DiGiulian Redpoints Third 5.14c
UPDATED: 9/20/11 – After being in Spain for about three weeks, Sasha DiGiulian has accumulated quite the ticklist (perhaps record breaking?). Many of her ascents have been onsight or second-try. Today and yesterday, she climbed Aitzol (5.14b) and Flash Over (5.14a) both second-try in Margalef. Last week, she onsighted Just Married and Highway 42 (both 5.13d) in Bielsa.
Her list also includes two more 5.14a’s—Ixeia (second try) and Geminis—Les Chacals (5.13d) on her second try, a flash of Florida L 1 (5.13c), Lola (5.13c), and La Mujer, Los Niños, y el V Degree (5.13c, second try).
So far in Spain, she’s sent one 5.14c, one 5.14b, four 5.14a’s, four 5.13d’s, and four 5.13c’s. Whew.
See her blog for more details.
UPDATED: 9/7/11 – Sasha DiGiulian had an even more productive time today in Spain. She onsighted Maskoking (5.14a)—even though a foothold broke at the top—Eclipse Cerebral (5.13d), and True Crime (5.13b). "Climbing is FUN!" she said. "The psych continues!" This could be her most impressive day of climbing outside so far.
9/6/11 – Sasha DiGiulian had a productive Labor Day weekend in Rodellar, Spain, where she climbed Cosi Fan Tutte (5.14c), at the La Piscineta sector. This is the 18-year-old’s third climb of the grade; she climbed Lucifer and Southern Smoke at the Red River Gorge back in March. She needed only four attempts to redpoint Cosi.
Cosi was the "most beautiful climb I’ve ever been on," she said on her blog. The 180-foot climb starts as 5.13c—which she onsighted—and follows a steep wall on a black tufa. Then comes the first crux, which DiGiulian says was the most difficult part of the route. "It involves a burly move from an undercling to a weirdly shaped pocket-crimp, then you hold your core tension to grab a sloped ball-type hold, move your feet so that your body is positioned well, and stab out to a crimpy undercling," she said.
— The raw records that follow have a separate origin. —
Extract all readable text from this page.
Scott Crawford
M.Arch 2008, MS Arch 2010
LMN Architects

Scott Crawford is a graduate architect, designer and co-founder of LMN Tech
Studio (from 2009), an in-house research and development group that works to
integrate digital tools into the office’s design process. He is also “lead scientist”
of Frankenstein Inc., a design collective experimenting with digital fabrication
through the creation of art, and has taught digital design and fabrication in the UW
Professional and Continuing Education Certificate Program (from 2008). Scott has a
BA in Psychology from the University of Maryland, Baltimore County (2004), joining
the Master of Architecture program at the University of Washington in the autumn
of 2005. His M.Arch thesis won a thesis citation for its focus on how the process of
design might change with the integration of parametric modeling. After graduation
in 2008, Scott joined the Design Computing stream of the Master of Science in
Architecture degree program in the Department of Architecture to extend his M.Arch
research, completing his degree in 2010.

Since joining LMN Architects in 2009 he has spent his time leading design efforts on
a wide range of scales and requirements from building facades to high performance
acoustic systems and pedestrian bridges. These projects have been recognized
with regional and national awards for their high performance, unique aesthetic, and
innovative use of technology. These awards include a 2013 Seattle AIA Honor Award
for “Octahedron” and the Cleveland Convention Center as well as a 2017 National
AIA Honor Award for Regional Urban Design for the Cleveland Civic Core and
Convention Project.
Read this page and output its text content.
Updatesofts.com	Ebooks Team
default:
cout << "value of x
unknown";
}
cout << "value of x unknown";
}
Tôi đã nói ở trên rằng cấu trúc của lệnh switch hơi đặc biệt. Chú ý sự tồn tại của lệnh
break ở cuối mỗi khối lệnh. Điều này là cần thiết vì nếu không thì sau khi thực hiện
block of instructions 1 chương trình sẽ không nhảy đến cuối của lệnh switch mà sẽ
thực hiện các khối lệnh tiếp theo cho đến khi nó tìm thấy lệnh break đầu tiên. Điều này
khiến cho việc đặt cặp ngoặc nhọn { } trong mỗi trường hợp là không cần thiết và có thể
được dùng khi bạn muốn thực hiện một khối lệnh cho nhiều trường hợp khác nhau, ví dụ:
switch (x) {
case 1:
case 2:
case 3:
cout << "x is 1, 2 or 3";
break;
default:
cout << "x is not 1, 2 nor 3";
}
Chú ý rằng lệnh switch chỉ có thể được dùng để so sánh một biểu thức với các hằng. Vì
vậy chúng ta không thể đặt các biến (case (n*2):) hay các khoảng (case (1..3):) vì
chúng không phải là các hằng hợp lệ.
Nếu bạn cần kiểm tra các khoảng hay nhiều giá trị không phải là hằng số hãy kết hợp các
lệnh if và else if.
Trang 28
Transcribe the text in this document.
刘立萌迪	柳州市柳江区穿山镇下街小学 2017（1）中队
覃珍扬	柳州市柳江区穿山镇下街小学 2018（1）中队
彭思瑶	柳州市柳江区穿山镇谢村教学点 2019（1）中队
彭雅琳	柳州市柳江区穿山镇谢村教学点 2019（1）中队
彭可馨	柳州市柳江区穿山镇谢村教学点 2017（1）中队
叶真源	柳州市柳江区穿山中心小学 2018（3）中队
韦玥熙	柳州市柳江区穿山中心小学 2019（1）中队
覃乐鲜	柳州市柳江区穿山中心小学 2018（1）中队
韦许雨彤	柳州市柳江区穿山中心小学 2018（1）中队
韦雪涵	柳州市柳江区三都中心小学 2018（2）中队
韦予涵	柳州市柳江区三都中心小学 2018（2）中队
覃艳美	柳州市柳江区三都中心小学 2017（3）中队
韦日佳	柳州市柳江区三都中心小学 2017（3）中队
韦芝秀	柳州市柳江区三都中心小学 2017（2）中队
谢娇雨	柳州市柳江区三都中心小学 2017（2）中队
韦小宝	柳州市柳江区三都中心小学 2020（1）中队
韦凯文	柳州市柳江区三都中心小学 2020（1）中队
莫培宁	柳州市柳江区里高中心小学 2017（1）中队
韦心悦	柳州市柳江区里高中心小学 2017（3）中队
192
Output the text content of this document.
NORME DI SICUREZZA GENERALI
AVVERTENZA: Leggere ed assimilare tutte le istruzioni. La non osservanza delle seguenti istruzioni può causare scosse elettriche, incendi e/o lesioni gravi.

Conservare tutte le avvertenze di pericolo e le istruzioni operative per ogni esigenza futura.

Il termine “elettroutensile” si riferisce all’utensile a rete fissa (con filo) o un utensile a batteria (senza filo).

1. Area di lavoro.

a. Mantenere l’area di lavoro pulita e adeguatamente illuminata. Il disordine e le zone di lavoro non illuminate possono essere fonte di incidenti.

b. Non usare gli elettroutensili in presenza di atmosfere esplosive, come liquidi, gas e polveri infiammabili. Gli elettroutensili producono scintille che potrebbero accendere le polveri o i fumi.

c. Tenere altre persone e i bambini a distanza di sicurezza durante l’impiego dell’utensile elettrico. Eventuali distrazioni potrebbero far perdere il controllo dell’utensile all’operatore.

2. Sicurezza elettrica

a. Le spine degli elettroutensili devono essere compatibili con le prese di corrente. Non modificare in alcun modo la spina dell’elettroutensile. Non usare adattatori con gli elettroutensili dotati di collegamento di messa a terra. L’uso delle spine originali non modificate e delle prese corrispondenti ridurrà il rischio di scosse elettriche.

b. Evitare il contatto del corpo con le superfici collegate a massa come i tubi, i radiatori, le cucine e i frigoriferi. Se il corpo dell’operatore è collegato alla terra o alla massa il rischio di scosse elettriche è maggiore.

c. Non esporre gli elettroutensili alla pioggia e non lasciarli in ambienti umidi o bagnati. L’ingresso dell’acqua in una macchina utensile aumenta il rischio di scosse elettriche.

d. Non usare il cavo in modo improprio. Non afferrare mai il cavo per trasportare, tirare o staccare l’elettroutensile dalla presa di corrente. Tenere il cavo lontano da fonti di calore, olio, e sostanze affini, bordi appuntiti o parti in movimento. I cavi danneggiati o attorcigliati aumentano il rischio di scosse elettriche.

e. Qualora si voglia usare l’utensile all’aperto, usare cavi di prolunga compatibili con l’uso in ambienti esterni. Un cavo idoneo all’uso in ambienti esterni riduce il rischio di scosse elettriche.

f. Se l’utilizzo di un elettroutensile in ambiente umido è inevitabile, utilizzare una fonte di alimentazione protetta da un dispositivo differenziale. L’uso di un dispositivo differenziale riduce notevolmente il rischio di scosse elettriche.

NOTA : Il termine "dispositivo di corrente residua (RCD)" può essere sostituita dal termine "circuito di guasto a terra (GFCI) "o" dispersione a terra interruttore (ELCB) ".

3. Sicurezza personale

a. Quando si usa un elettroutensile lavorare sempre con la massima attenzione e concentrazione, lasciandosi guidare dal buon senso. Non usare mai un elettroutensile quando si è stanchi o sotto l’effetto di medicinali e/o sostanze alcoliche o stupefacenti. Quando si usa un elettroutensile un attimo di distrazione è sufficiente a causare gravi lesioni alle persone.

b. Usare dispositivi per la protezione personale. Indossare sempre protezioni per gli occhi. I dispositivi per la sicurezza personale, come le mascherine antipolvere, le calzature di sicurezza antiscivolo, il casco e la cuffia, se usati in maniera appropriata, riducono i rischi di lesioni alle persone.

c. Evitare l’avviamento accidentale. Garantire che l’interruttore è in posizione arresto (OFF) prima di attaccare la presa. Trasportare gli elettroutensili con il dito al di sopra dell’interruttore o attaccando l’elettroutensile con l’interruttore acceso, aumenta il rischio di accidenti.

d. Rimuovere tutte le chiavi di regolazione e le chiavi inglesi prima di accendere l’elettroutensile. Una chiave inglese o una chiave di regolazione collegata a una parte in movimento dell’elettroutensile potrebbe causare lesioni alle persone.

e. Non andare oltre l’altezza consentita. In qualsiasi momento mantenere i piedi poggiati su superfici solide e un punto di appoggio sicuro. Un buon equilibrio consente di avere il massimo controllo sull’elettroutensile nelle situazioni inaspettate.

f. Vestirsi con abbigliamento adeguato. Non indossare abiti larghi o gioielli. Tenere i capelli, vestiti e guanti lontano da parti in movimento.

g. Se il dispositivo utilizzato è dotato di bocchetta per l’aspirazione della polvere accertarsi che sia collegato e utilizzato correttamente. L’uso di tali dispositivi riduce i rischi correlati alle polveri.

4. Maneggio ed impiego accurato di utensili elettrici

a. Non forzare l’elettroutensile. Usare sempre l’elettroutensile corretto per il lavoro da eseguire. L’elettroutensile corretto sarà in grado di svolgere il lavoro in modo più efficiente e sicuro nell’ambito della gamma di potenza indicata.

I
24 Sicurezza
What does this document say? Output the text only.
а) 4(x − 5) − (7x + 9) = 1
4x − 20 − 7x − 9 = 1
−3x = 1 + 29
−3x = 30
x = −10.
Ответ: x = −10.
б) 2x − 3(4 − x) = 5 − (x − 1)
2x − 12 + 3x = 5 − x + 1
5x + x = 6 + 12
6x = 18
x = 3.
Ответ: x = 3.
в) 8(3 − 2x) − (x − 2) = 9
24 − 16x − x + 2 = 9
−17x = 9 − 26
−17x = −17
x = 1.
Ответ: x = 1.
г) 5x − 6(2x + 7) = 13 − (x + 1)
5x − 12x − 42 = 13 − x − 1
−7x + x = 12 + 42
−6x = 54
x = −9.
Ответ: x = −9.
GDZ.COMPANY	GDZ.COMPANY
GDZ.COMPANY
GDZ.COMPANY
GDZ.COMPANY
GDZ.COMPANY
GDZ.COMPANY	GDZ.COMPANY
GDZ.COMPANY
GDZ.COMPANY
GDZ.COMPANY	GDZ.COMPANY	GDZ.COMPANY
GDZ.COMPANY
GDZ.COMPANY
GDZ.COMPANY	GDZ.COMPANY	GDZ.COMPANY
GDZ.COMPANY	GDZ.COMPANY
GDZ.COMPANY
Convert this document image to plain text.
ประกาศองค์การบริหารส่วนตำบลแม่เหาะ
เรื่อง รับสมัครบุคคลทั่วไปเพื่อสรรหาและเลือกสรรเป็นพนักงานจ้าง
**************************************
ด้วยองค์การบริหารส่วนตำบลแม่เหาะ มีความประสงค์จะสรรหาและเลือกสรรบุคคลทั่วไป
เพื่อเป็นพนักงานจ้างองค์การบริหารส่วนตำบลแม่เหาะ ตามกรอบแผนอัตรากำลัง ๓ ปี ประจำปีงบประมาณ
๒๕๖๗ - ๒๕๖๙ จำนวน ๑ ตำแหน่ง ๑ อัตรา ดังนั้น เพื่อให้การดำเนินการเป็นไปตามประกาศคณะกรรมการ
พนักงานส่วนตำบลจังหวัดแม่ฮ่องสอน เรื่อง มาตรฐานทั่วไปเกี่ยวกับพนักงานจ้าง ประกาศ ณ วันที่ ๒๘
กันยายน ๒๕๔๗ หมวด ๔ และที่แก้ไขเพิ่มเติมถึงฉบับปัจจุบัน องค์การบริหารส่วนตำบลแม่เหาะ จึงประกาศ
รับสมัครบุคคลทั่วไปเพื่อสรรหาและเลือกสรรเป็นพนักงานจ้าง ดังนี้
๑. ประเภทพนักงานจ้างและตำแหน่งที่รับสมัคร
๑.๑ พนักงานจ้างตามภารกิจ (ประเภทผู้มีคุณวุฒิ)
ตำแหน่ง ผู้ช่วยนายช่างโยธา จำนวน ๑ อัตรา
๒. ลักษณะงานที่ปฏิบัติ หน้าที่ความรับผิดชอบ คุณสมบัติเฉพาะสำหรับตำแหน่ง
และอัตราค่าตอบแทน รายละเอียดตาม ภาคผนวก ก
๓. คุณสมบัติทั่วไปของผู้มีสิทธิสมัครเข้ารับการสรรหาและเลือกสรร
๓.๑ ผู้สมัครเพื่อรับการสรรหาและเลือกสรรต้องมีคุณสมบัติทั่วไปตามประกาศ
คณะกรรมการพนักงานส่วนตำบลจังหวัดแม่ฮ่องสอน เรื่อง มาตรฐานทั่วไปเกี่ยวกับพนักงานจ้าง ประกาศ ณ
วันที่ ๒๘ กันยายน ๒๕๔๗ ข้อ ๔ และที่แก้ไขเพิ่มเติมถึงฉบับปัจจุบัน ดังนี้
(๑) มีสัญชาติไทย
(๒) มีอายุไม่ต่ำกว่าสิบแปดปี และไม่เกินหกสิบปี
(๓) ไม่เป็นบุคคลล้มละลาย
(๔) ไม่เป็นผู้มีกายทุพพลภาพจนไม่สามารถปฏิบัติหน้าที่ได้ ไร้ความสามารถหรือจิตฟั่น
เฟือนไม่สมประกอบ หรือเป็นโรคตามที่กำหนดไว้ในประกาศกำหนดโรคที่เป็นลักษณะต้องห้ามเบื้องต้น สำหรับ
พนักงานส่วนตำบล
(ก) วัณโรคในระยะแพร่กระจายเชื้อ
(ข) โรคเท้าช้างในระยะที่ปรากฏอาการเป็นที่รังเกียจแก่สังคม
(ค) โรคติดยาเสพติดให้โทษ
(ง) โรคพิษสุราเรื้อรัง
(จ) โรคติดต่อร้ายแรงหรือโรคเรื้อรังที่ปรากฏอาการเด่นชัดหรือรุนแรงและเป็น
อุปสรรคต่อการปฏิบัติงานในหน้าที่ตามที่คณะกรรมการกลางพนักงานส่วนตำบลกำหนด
Cosi then climbs through several boulder problems with a good rest, followed by the next crux, where "I make my way up some crimpers, reach up into a sloped small undercling, move my feet up, and make a powerful move into a good pinch," she said.
After the second crux, the line moves into several big moves on good holds, then turns a lip onto a slab that you "pull over and almost mantel up on top of, and stand up to the finish jug that you happily clip the anchors from," DiGiulian said.
She found it crucial to climb Cosi Fan Tutte quickly and smoothly with precise footwork. "You can’t think of the potential of being pumped or falling, and for me, I can’t lose my momentum before the long moves," she said.
DiGiulian plans to spend most of September in Spain. Last weekend, she took third in the Youth World Championships in Imst, Austria.